Level 5 - Acute and Specialist Community Mental Health Services

Definition

Specialist mental healthcare usually includes intensive team-based specialist assessment and service (typically state/territory mental health services) with involvement from a range of different mental health professionals, including case managers, psychiatrists, social workers, occupational therapists, psychologists and drug and alcohol workers. This level also often includes more intensive care provided by GPs working with acute and specialist teams.

Care environment

Ideally, Level 5 services are delivered in the community with outreach to the person within their home or another environment. This level may also involve specialist mental health inpatient and outpatient care within a hospital environment, community-based intermediate care, sub-acute unit, or crisis respite centre.

Core mental health treatment/intervention services

For this level of care, the person will likely benefit from psychiatric assessment and care, specialist behavioural programs, crisis management, and therapeutic services using pro-active engagement strategies provided by a multi-disciplinary specialist team with outreach capability.

Other health services that may be required

A comprehensive physical health assessment and ongoing integrated management of physical health issues via a GP may also be required.

Support services

Additional services are likely to be needed and may include:

  • Specific community, social, leisure, and recreational supports aimed at addressing factors that may be contributing to the onset or maintenance of the persons mental health symptoms or distress or that the person may experience difficulty with due to their mental health, such services to help people manage daily activities, rebuild, and maintain connections, build social skills and participate in education and employment.
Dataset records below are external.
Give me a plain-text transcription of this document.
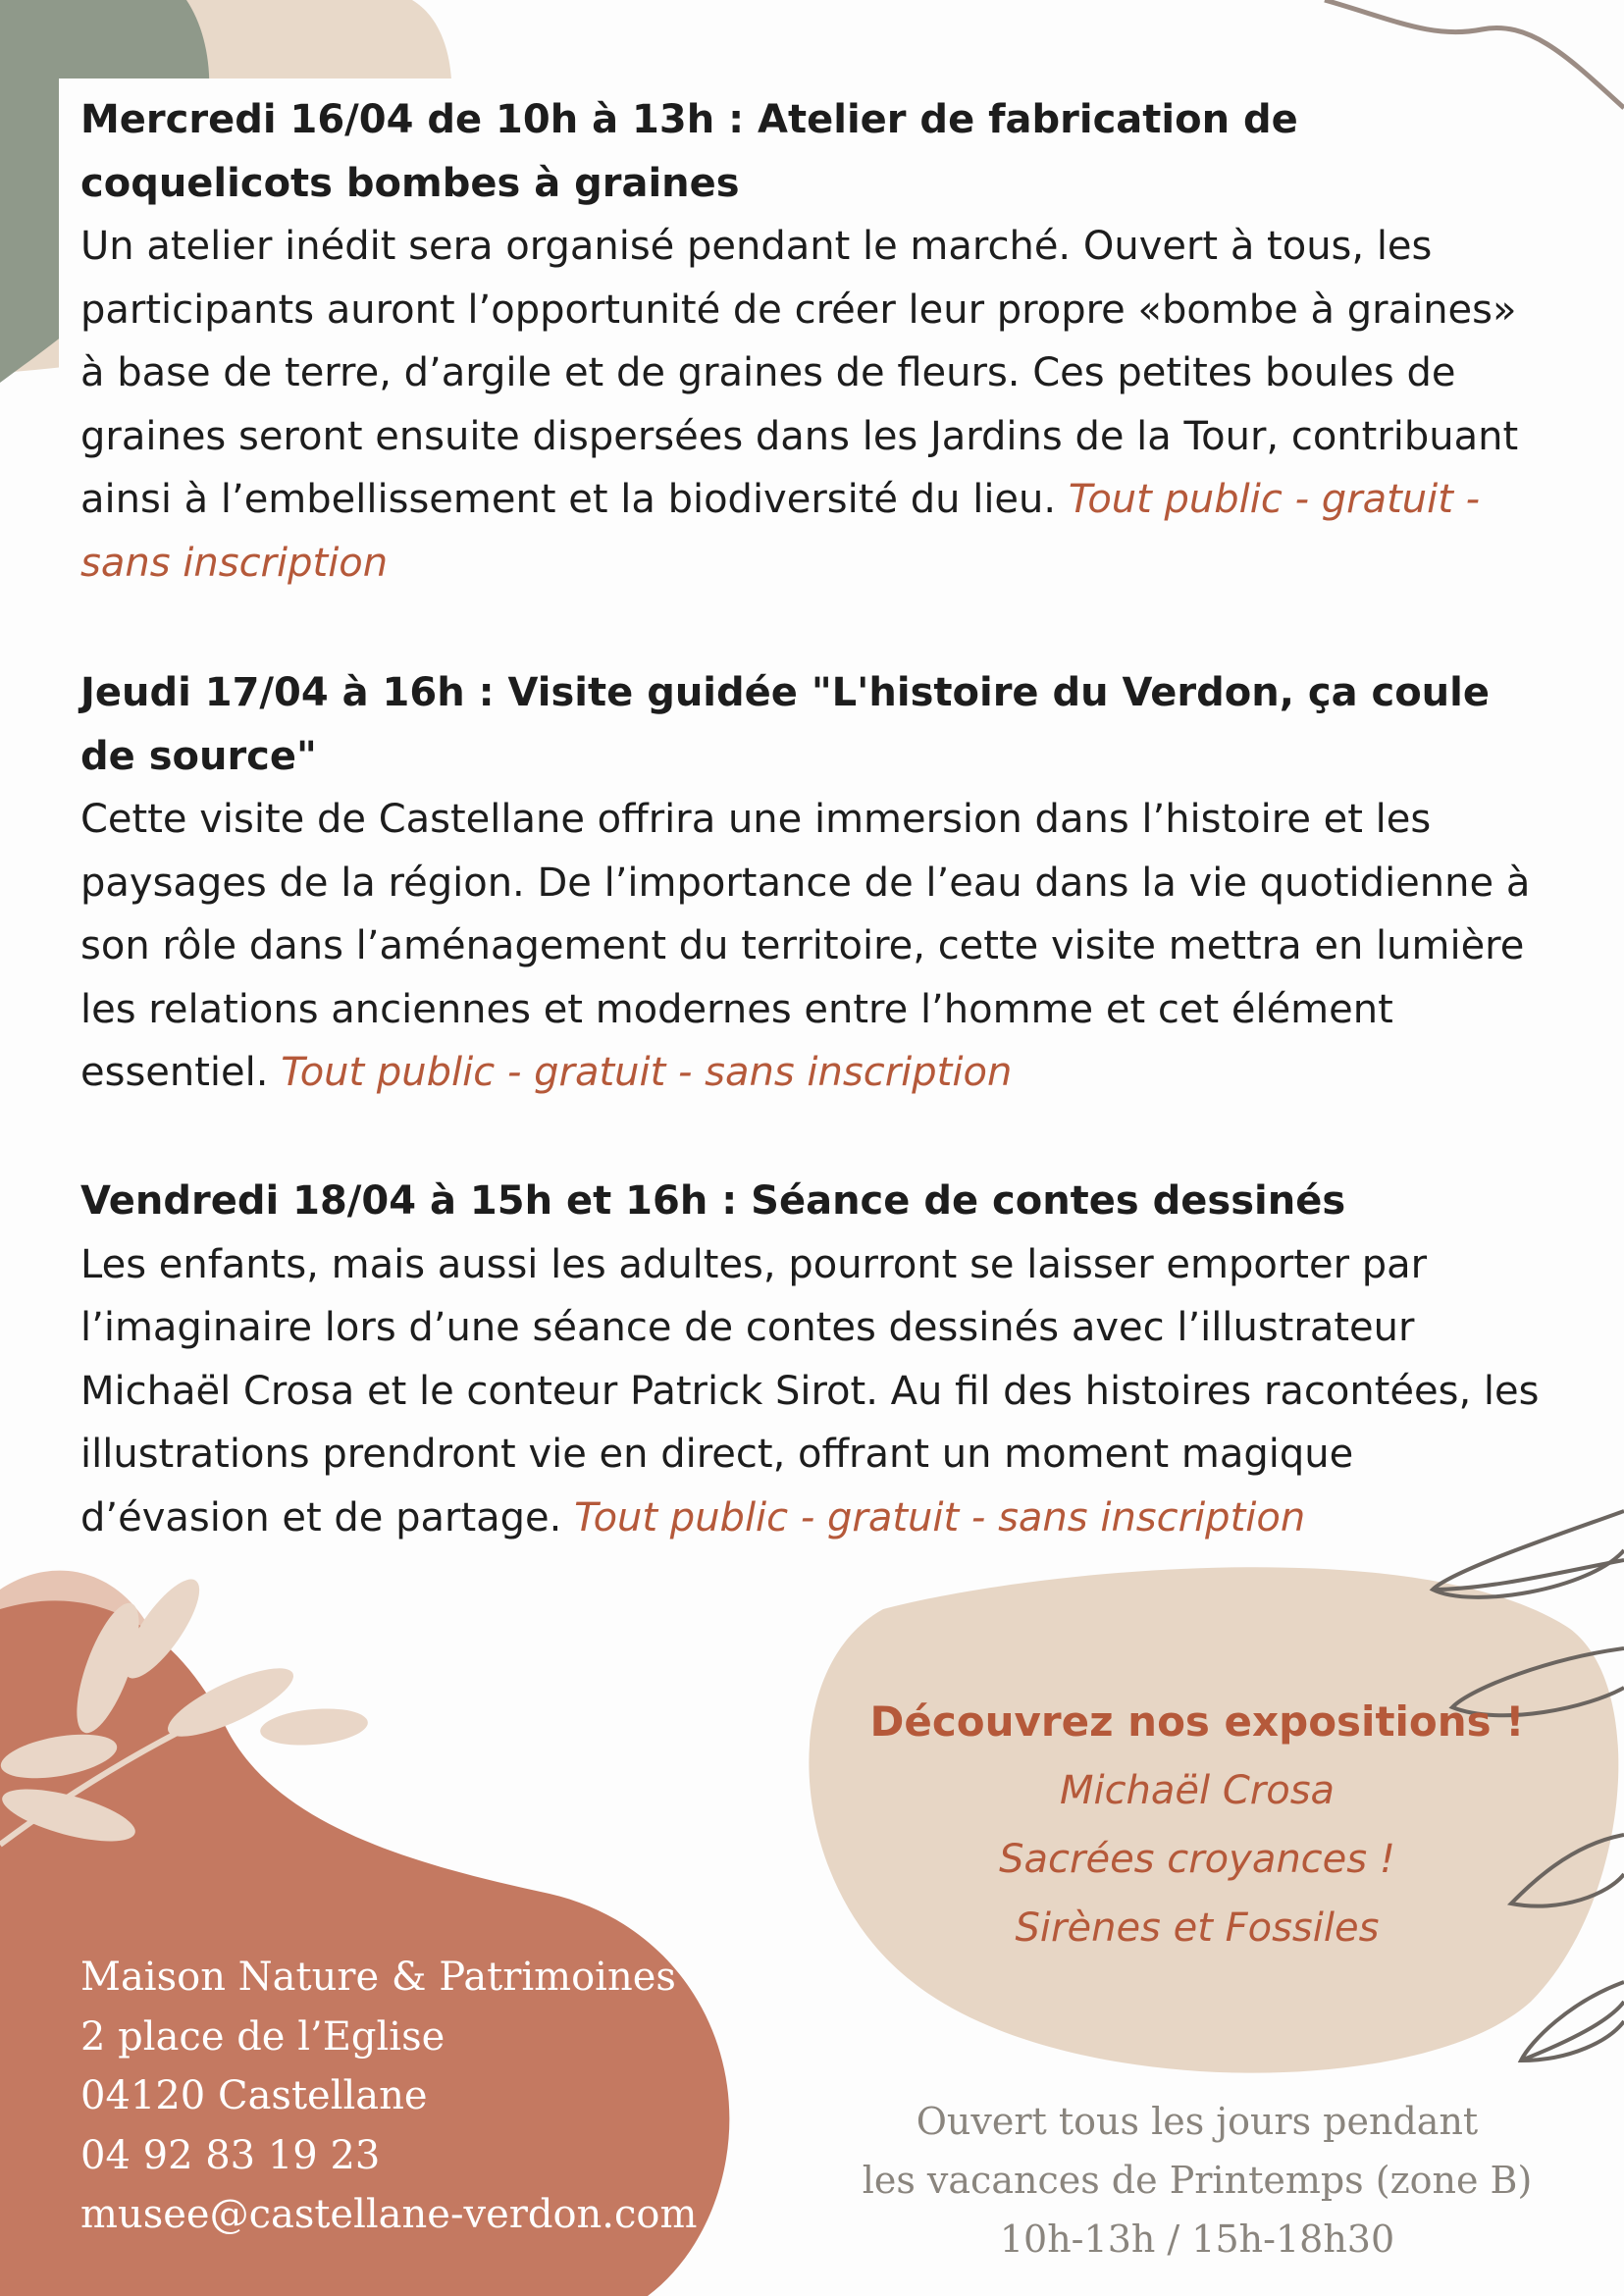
Mercredi 16/04 de 10h à 13h : Atelier de fabrication de coquelicots bombes à graines
Un atelier inédit sera organisé pendant le marché. Ouvert à tous, les participants auront l’opportunité de créer leur propre «bombe à graines» à base de terre, d’argile et de graines de fleurs. Ces petites boules de graines seront ensuite dispersées dans les Jardins de la Tour, contribuant ainsi à l’embellissement et la biodiversité du lieu. Tout public - gratuit - sans inscription
Jeudi 17/04 à 16h : Visite guidée "L'histoire du Verdon, ça coule de source"
Cette visite de Castellane offrira une immersion dans l’histoire et les paysages de la région. De l’importance de l’eau dans la vie quotidienne à son rôle dans l’aménagement du territoire, cette visite mettra en lumière les relations anciennes et modernes entre l’homme et cet élément essentiel. Tout public - gratuit - sans inscription
Vendredi 18/04 à 15h et 16h : Séance de contes dessinés
Les enfants, mais aussi les adultes, pourront se laisser emporter par l’imaginaire lors d’une séance de contes dessinés avec l’illustrateur Michaël Crosa et le conteur Patrick Sirot. Au fil des histoires racontées, les illustrations prendront vie en direct, offrant un moment magique d’évasion et de partage. Tout public - gratuit - sans inscription
Découvrez nos expositions !
Michaël Crosa
Sacrées croyances !
Sirènes et Fossiles
Maison Nature & Patrimoines
2 place de l’Eglise
04120 Castellane
04 92 83 19 23
musee@castellane-verdon.com
Ouvert tous les jours pendant
les vacances de Printemps (zone B)
10h-13h / 15h-18h30
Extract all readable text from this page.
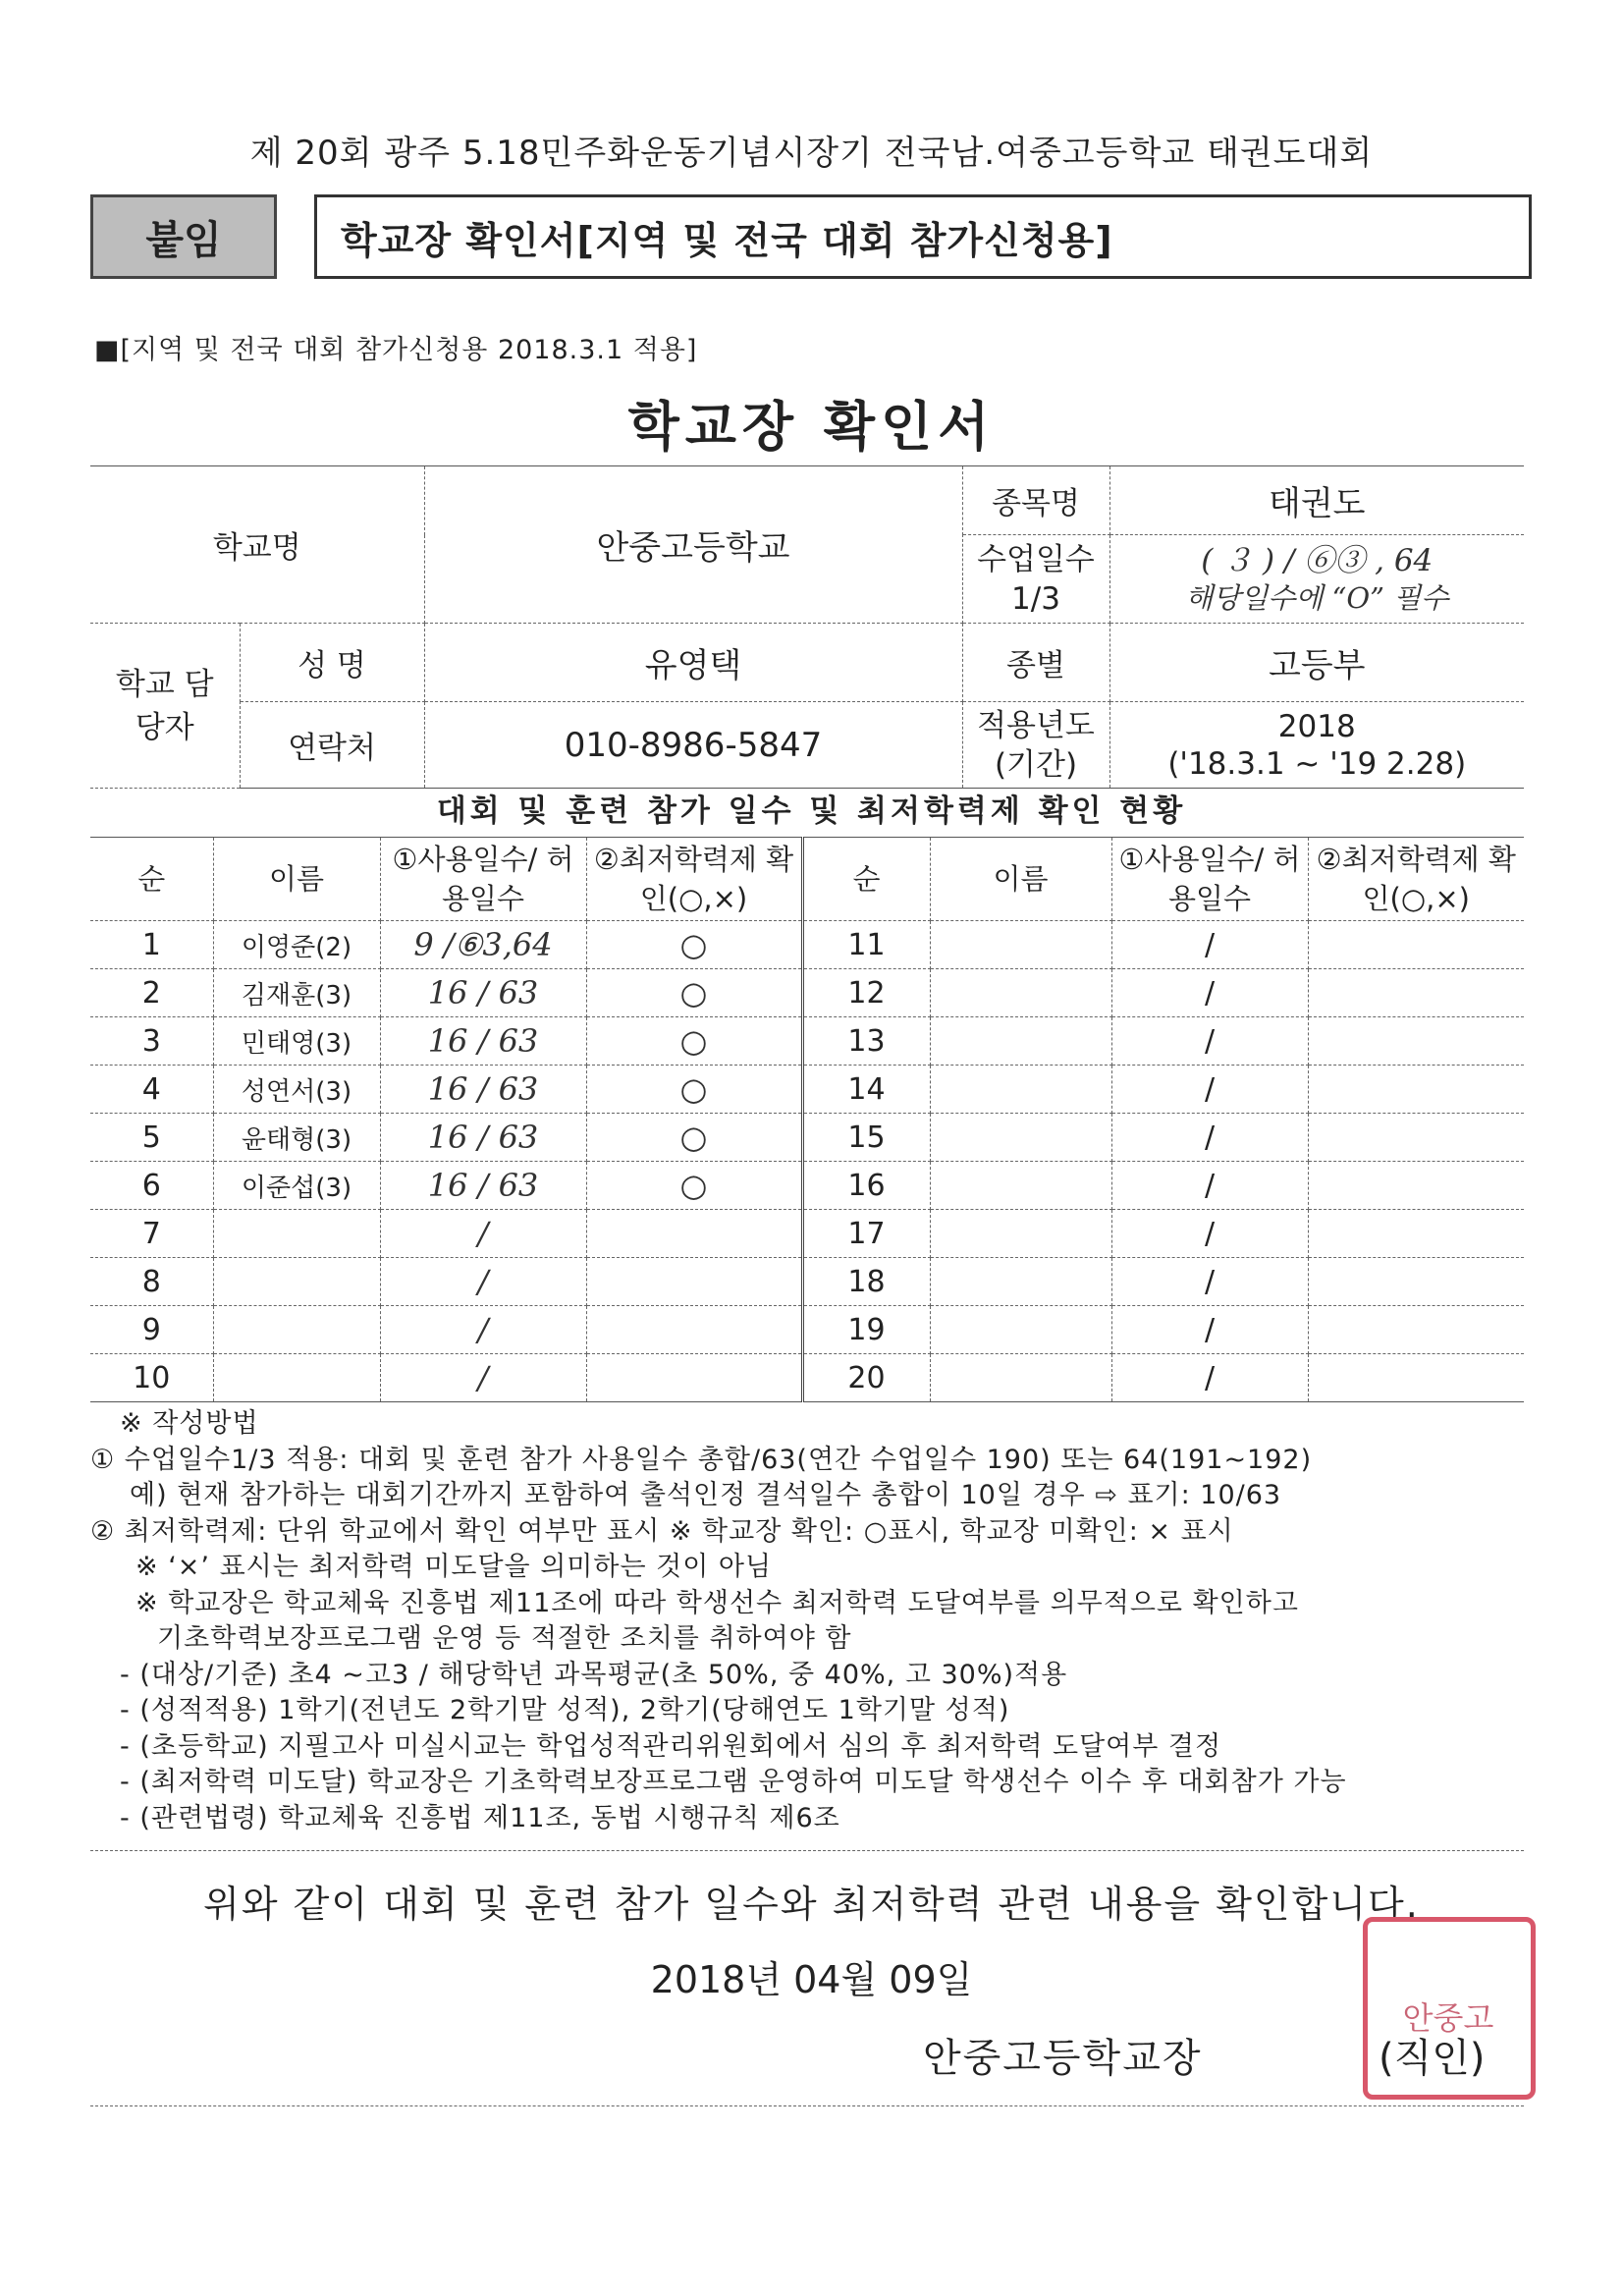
제 20회 광주 5.18민주화운동기념시장기 전국남.여중고등학교 태권도대회
붙임	학교장 확인서[지역 및 전국 대회 참가신청용]
■[지역 및 전국 대회 참가신청용 2018.3.1 적용]
학교장 확인서
학교명		안중고등학교	종목명	태권도
			수업일수 1/3	( ３ ) / ⑥③ , 64
해당일수에 “O” 필수

학교 담당자	성 명	유영택	종별	고등부
	연락처	010-8986-5847	적용년도 (기간)	2018
('18.3.1 ~ '19 2.28)
대회 및 훈련 참가 일수 및 최저학력제 확인 현황
순	이름	①사용일수/ 허용일수	②최저학력제 확인(○,×)	순	이름	①사용일수/ 허용일수	②최저학력제 확인(○,×)
1	이영준(2)	9 /⑥3,64	○	11		/	
2	김재훈(3)	16 / 63	○	12		/	
3	민태영(3)	16 / 63	○	13		/	
4	성연서(3)	16 / 63	○	14		/	
5	윤태형(3)	16 / 63	○	15		/	
6	이준섭(3)	16 / 63	○	16		/	
7		/		17		/	
8		/		18		/	
9		/		19		/	
10		/		20		/	
※ 작성방법
① 수업일수1/3 적용: 대회 및 훈련 참가 사용일수 총합/63(연간 수업일수 190) 또는 64(191~192)
예) 현재 참가하는 대회기간까지 포함하여 출석인정 결석일수 총합이 10일 경우 ⇨ 표기: 10/63
② 최저학력제: 단위 학교에서 확인 여부만 표시 ※ 학교장 확인: ○표시, 학교장 미확인: × 표시
※ ‘×’ 표시는 최저학력 미도달을 의미하는 것이 아님
※ 학교장은 학교체육 진흥법 제11조에 따라 학생선수 최저학력 도달여부를 의무적으로 확인하고
기초학력보장프로그램 운영 등 적절한 조치를 취하여야 함
- (대상/기준) 초4 ~고3 / 해당학년 과목평균(초 50%, 중 40%, 고 30%)적용
- (성적적용) 1학기(전년도 2학기말 성적), 2학기(당해연도 1학기말 성적)
- (초등학교) 지필고사 미실시교는 학업성적관리위원회에서 심의 후 최저학력 도달여부 결정
- (최저학력 미도달) 학교장은 기초학력보장프로그램 운영하여 미도달 학생선수 이수 후 대회참가 가능
- (관련법령) 학교체육 진흥법 제11조, 동법 시행규칙 제6조
위와 같이 대회 및 훈련 참가 일수와 최저학력 관련 내용을 확인합니다.
2018년 04월 09일
안중고등학교장
안중고
(직인)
  • Accommodations and supports to minimise impacts of mental health symptoms and psychological distress on functioning and/or to reduce impacts of stressors that may exacerbate symptoms or distress, including supports or accommodations at school or work.

  • Supports targeting situational stressors, such as housing, legal support, financial support, relationship counselling, parental/family focused education and support, and support for grief and loss.

  • Formal and informal individual and group peer support for the person or their parent/caregiver (including online peer support forums and chats).

  • Services and support focussed on connections with community and culture.

  • Care coordination services, service navigation, and advocacy.

Referral criteria

A person requiring this level of care usually has severe or very severe mental health symptoms, with associated behaviours that are likely to present an imminent or unpredictable danger to self or others and severe problems in functioning across multiple or most everyday roles (work, education, parenting, volunteering), or is experiencing:

  • Very significant concerns about suicide, self-harm, or engagement in high-risk behaviours or activities.

  • Very significant concerns about harm to others.

  • Extremely compromised self-care ability to the extent that there is a real and present danger of the person experiencing harm related to these deficits.